To begin, take the surge in energy prices. It is a supply shortage, after all, and just like the artificially instituted energy crises of 30 years ago, it will be resolved by solutions on the supply side. It may be necessary to channel demands in different ways, and some consumers may choose to alter their consumption. But, global demand for every major energy commodity (crude oil, natural gas, electricity) has reached unprecedented levels, and these are business opportunities that will be served. Serving the demand may not be as simple or as cheap as we’d want, but have no doubt that the effort will lead to new business opportunities, too.

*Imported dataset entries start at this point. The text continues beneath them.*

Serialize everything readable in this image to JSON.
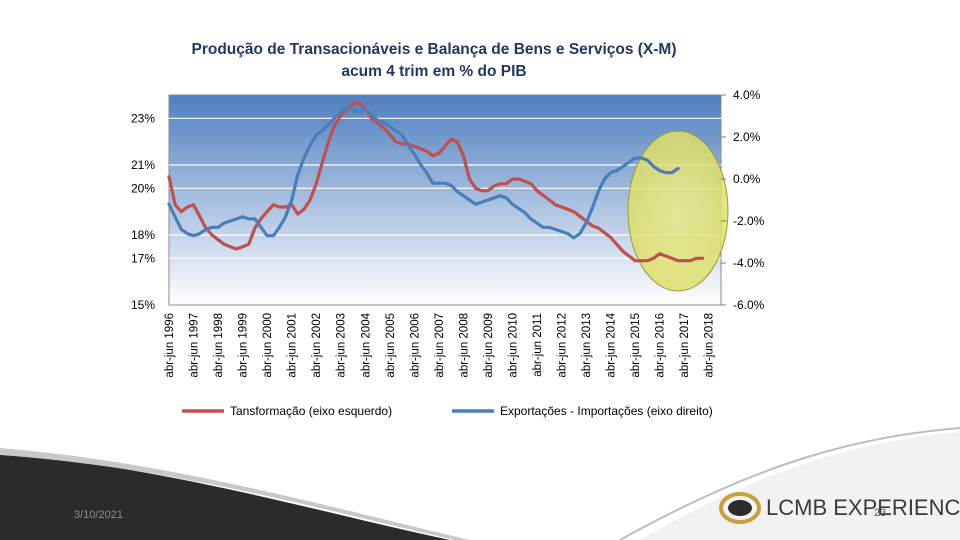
{
  "slide": {
    "date": "3/10/2021",
    "number": "23",
    "brand_text": "LCMB EXPERIENCE",
    "colors": {
      "wave_dark": "#2b2b2b",
      "wave_light": "#bdbdbd",
      "logo_gold": "#c8a13a"
    }
  },
  "chart_data": {
    "type": "line",
    "title": "Produção de Transacionáveis e Balança de Bens e Serviços (X-M)",
    "subtitle": "acum 4 trim em % do PIB",
    "xlabel": "",
    "ylabel": "",
    "x_tick_labels": [
      "abr-jun 1996",
      "abr-jun 1997",
      "abr-jun 1998",
      "abr-jun 1999",
      "abr-jun 2000",
      "abr-jun 2001",
      "abr-jun 2002",
      "abr-jun 2003",
      "abr-jun 2004",
      "abr-jun 2005",
      "abr-jun 2006",
      "abr-jun 2007",
      "abr-jun 2008",
      "abr-jun 2009",
      "abr-jun 2010",
      "abr-jun 2011",
      "abr-jun 2012",
      "abr-jun 2013",
      "abr-jun 2014",
      "abr-jun 2015",
      "abr-jun 2016",
      "abr-jun 2017",
      "abr-jun 2018"
    ],
    "x_range": [
      1996.25,
      2018.75
    ],
    "y_left_tick_labels": [
      "15%",
      "17%",
      "18%",
      "20%",
      "21%",
      "23%"
    ],
    "y_left_range": [
      15,
      24
    ],
    "y_right_tick_labels": [
      "-6.0%",
      "-4.0%",
      "-2.0%",
      "0.0%",
      "2.0%",
      "4.0%"
    ],
    "y_right_range": [
      -6,
      4
    ],
    "grid": true,
    "plot_background": [
      "#4f7fc0",
      "#ffffff"
    ],
    "legend_position": "bottom",
    "annotation": {
      "shape": "ellipse",
      "color": "#e6e67a",
      "x_range": [
        2014.6,
        2018.8
      ]
    },
    "series": [
      {
        "name": "Tansformação (eixo esquerdo)",
        "axis": "left",
        "color": "#c0504d",
        "points": [
          [
            1996.25,
            20.5
          ],
          [
            1996.5,
            19.3
          ],
          [
            1996.75,
            19.0
          ],
          [
            1997.0,
            19.2
          ],
          [
            1997.25,
            19.3
          ],
          [
            1997.5,
            18.8
          ],
          [
            1997.75,
            18.3
          ],
          [
            1998.0,
            18.0
          ],
          [
            1998.25,
            17.8
          ],
          [
            1998.5,
            17.6
          ],
          [
            1998.75,
            17.5
          ],
          [
            1999.0,
            17.4
          ],
          [
            1999.25,
            17.5
          ],
          [
            1999.5,
            17.6
          ],
          [
            1999.75,
            18.3
          ],
          [
            2000.0,
            18.7
          ],
          [
            2000.25,
            19.0
          ],
          [
            2000.5,
            19.3
          ],
          [
            2000.75,
            19.2
          ],
          [
            2001.0,
            19.2
          ],
          [
            2001.25,
            19.3
          ],
          [
            2001.5,
            18.9
          ],
          [
            2001.75,
            19.1
          ],
          [
            2002.0,
            19.5
          ],
          [
            2002.25,
            20.2
          ],
          [
            2002.5,
            21.1
          ],
          [
            2002.75,
            22.0
          ],
          [
            2003.0,
            22.7
          ],
          [
            2003.25,
            23.1
          ],
          [
            2003.5,
            23.4
          ],
          [
            2003.75,
            23.6
          ],
          [
            2004.0,
            23.7
          ],
          [
            2004.25,
            23.4
          ],
          [
            2004.5,
            23.0
          ],
          [
            2004.75,
            22.8
          ],
          [
            2005.0,
            22.6
          ],
          [
            2005.25,
            22.3
          ],
          [
            2005.5,
            22.0
          ],
          [
            2005.75,
            21.9
          ],
          [
            2006.0,
            21.9
          ],
          [
            2006.25,
            21.8
          ],
          [
            2006.5,
            21.7
          ],
          [
            2006.75,
            21.6
          ],
          [
            2007.0,
            21.4
          ],
          [
            2007.25,
            21.5
          ],
          [
            2007.5,
            21.8
          ],
          [
            2007.75,
            22.1
          ],
          [
            2008.0,
            22.0
          ],
          [
            2008.25,
            21.4
          ],
          [
            2008.5,
            20.4
          ],
          [
            2008.75,
            20.0
          ],
          [
            2009.0,
            19.9
          ],
          [
            2009.25,
            19.9
          ],
          [
            2009.5,
            20.1
          ],
          [
            2009.75,
            20.2
          ],
          [
            2010.0,
            20.2
          ],
          [
            2010.25,
            20.4
          ],
          [
            2010.5,
            20.4
          ],
          [
            2010.75,
            20.3
          ],
          [
            2011.0,
            20.2
          ],
          [
            2011.25,
            19.9
          ],
          [
            2011.5,
            19.7
          ],
          [
            2011.75,
            19.5
          ],
          [
            2012.0,
            19.3
          ],
          [
            2012.25,
            19.2
          ],
          [
            2012.5,
            19.1
          ],
          [
            2012.75,
            19.0
          ],
          [
            2013.0,
            18.8
          ],
          [
            2013.25,
            18.6
          ],
          [
            2013.5,
            18.4
          ],
          [
            2013.75,
            18.3
          ],
          [
            2014.0,
            18.1
          ],
          [
            2014.25,
            17.9
          ],
          [
            2014.5,
            17.6
          ],
          [
            2014.75,
            17.3
          ],
          [
            2015.0,
            17.1
          ],
          [
            2015.25,
            16.9
          ],
          [
            2015.5,
            16.9
          ],
          [
            2015.75,
            16.9
          ],
          [
            2016.0,
            17.0
          ],
          [
            2016.25,
            17.2
          ],
          [
            2016.5,
            17.1
          ],
          [
            2016.75,
            17.0
          ],
          [
            2017.0,
            16.9
          ],
          [
            2017.25,
            16.9
          ],
          [
            2017.5,
            16.9
          ],
          [
            2017.75,
            17.0
          ],
          [
            2018.0,
            17.0
          ]
        ]
      },
      {
        "name": "Exportações - Importações (eixo direito)",
        "axis": "right",
        "color": "#4a7ebb",
        "points": [
          [
            1996.25,
            -1.2
          ],
          [
            1996.5,
            -1.8
          ],
          [
            1996.75,
            -2.4
          ],
          [
            1997.0,
            -2.6
          ],
          [
            1997.25,
            -2.7
          ],
          [
            1997.5,
            -2.6
          ],
          [
            1997.75,
            -2.4
          ],
          [
            1998.0,
            -2.3
          ],
          [
            1998.25,
            -2.3
          ],
          [
            1998.5,
            -2.1
          ],
          [
            1998.75,
            -2.0
          ],
          [
            1999.0,
            -1.9
          ],
          [
            1999.25,
            -1.8
          ],
          [
            1999.5,
            -1.9
          ],
          [
            1999.75,
            -1.9
          ],
          [
            2000.0,
            -2.3
          ],
          [
            2000.25,
            -2.7
          ],
          [
            2000.5,
            -2.7
          ],
          [
            2000.75,
            -2.3
          ],
          [
            2001.0,
            -1.8
          ],
          [
            2001.25,
            -1.0
          ],
          [
            2001.5,
            0.2
          ],
          [
            2001.75,
            1.0
          ],
          [
            2002.0,
            1.6
          ],
          [
            2002.25,
            2.1
          ],
          [
            2002.5,
            2.3
          ],
          [
            2002.75,
            2.6
          ],
          [
            2003.0,
            2.9
          ],
          [
            2003.25,
            3.2
          ],
          [
            2003.5,
            3.4
          ],
          [
            2003.75,
            3.3
          ],
          [
            2004.0,
            3.2
          ],
          [
            2004.25,
            3.3
          ],
          [
            2004.5,
            3.1
          ],
          [
            2004.75,
            2.8
          ],
          [
            2005.0,
            2.7
          ],
          [
            2005.25,
            2.5
          ],
          [
            2005.5,
            2.3
          ],
          [
            2005.75,
            2.1
          ],
          [
            2006.0,
            1.6
          ],
          [
            2006.25,
            1.2
          ],
          [
            2006.5,
            0.7
          ],
          [
            2006.75,
            0.3
          ],
          [
            2007.0,
            -0.2
          ],
          [
            2007.25,
            -0.2
          ],
          [
            2007.5,
            -0.2
          ],
          [
            2007.75,
            -0.3
          ],
          [
            2008.0,
            -0.6
          ],
          [
            2008.25,
            -0.8
          ],
          [
            2008.5,
            -1.0
          ],
          [
            2008.75,
            -1.2
          ],
          [
            2009.0,
            -1.1
          ],
          [
            2009.25,
            -1.0
          ],
          [
            2009.5,
            -0.9
          ],
          [
            2009.75,
            -0.8
          ],
          [
            2010.0,
            -0.9
          ],
          [
            2010.25,
            -1.2
          ],
          [
            2010.5,
            -1.4
          ],
          [
            2010.75,
            -1.6
          ],
          [
            2011.0,
            -1.9
          ],
          [
            2011.25,
            -2.1
          ],
          [
            2011.5,
            -2.3
          ],
          [
            2011.75,
            -2.3
          ],
          [
            2012.0,
            -2.4
          ],
          [
            2012.25,
            -2.5
          ],
          [
            2012.5,
            -2.6
          ],
          [
            2012.75,
            -2.8
          ],
          [
            2013.0,
            -2.6
          ],
          [
            2013.25,
            -2.1
          ],
          [
            2013.5,
            -1.4
          ],
          [
            2013.75,
            -0.6
          ],
          [
            2014.0,
            0.0
          ],
          [
            2014.25,
            0.3
          ],
          [
            2014.5,
            0.4
          ],
          [
            2014.75,
            0.6
          ],
          [
            2015.0,
            0.8
          ],
          [
            2015.25,
            1.0
          ],
          [
            2015.5,
            1.0
          ],
          [
            2015.75,
            0.9
          ],
          [
            2016.0,
            0.6
          ],
          [
            2016.25,
            0.4
          ],
          [
            2016.5,
            0.3
          ],
          [
            2016.75,
            0.3
          ],
          [
            2017.0,
            0.5
          ]
        ]
      }
    ]
  }
}
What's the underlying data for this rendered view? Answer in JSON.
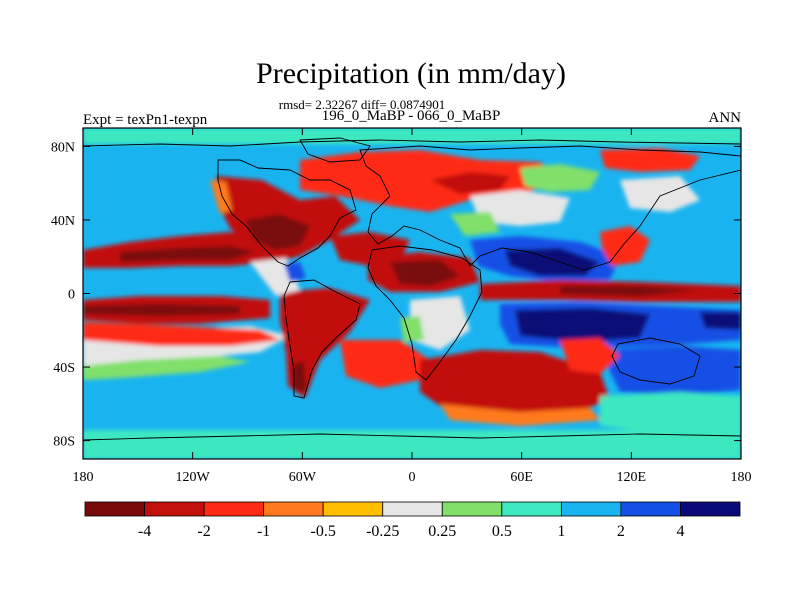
{
  "chart_data": {
    "type": "heatmap",
    "title": "Precipitation (in mm/day)",
    "stats_line": "rmsd= 2.32267 diff= 0.0874901",
    "subtitle": "196_0_MaBP - 066_0_MaBP",
    "left_label": "Expt = texPn1-texpn",
    "right_label": "ANN",
    "x_ticks": [
      "180",
      "120W",
      "60W",
      "0",
      "60E",
      "120E",
      "180"
    ],
    "y_ticks": [
      "80N",
      "40N",
      "0",
      "40S",
      "80S"
    ],
    "xlim": [
      -180,
      180
    ],
    "ylim": [
      -90,
      90
    ],
    "colorbar": {
      "labels": [
        "-4",
        "-2",
        "-1",
        "-0.5",
        "-0.25",
        "0.25",
        "0.5",
        "1",
        "2",
        "4"
      ],
      "colors": [
        "#7a0a0a",
        "#c2100c",
        "#ff2a14",
        "#ff7a1e",
        "#ffbf00",
        "#e6e6e6",
        "#80e06a",
        "#3ee8c0",
        "#19b4f0",
        "#1450e6",
        "#0a0a78"
      ]
    },
    "background_level_color": "#19b4f0"
  }
}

The threat that foreign competition poses to domestic manufacturing is just as strong as it was in the 1970s, but it’s entering a new phase. Then, foreign manufacturers tried to compete on price alone, so the challenge to domestic producers became to raise the quality of their products. Later, the focus shifted to service and reliability. Then, the standard changed to innovation. All these factors still matter, but there are new frontiers of performance for domestic manufacturers to conquer: it may be “sustainability,” or “product lifecycle management,” or some measurable standard still to be identified. Again, it won’t be simple, but the new standard will be identified, and the manufacturers that do so will profit by it.

Problems of resources and enterprises will be resolved because they can be quantified, but human dilemmas defy prediction. Domestic manufacturers’ recurring problems with labor will not be solved soon, certainly not before the current political cycle unfolds. As much as these disputes seem to involve compensation, they are the latest evaluation of the purpose of enterprise and the role of workers. Labor leaders have a bold and expansive agenda, which in many ways is inimical to productivity. We know what Labor wants — influence, permanence — but we don’t know what Labor will take. Will their leaders realize that they cannot carve a haven for themselves away from the global market? Will they risk sinking domestic manufacturing before that becomes clear?

It’s tempting to see all these grave issues coming to some dramatic resolution, but that’s another illusion set by our anxious uncertainty. We’re in the middle of it all, but that doesn’t make us special or the problems more consequential. The issues of our time are not unique. They are universal.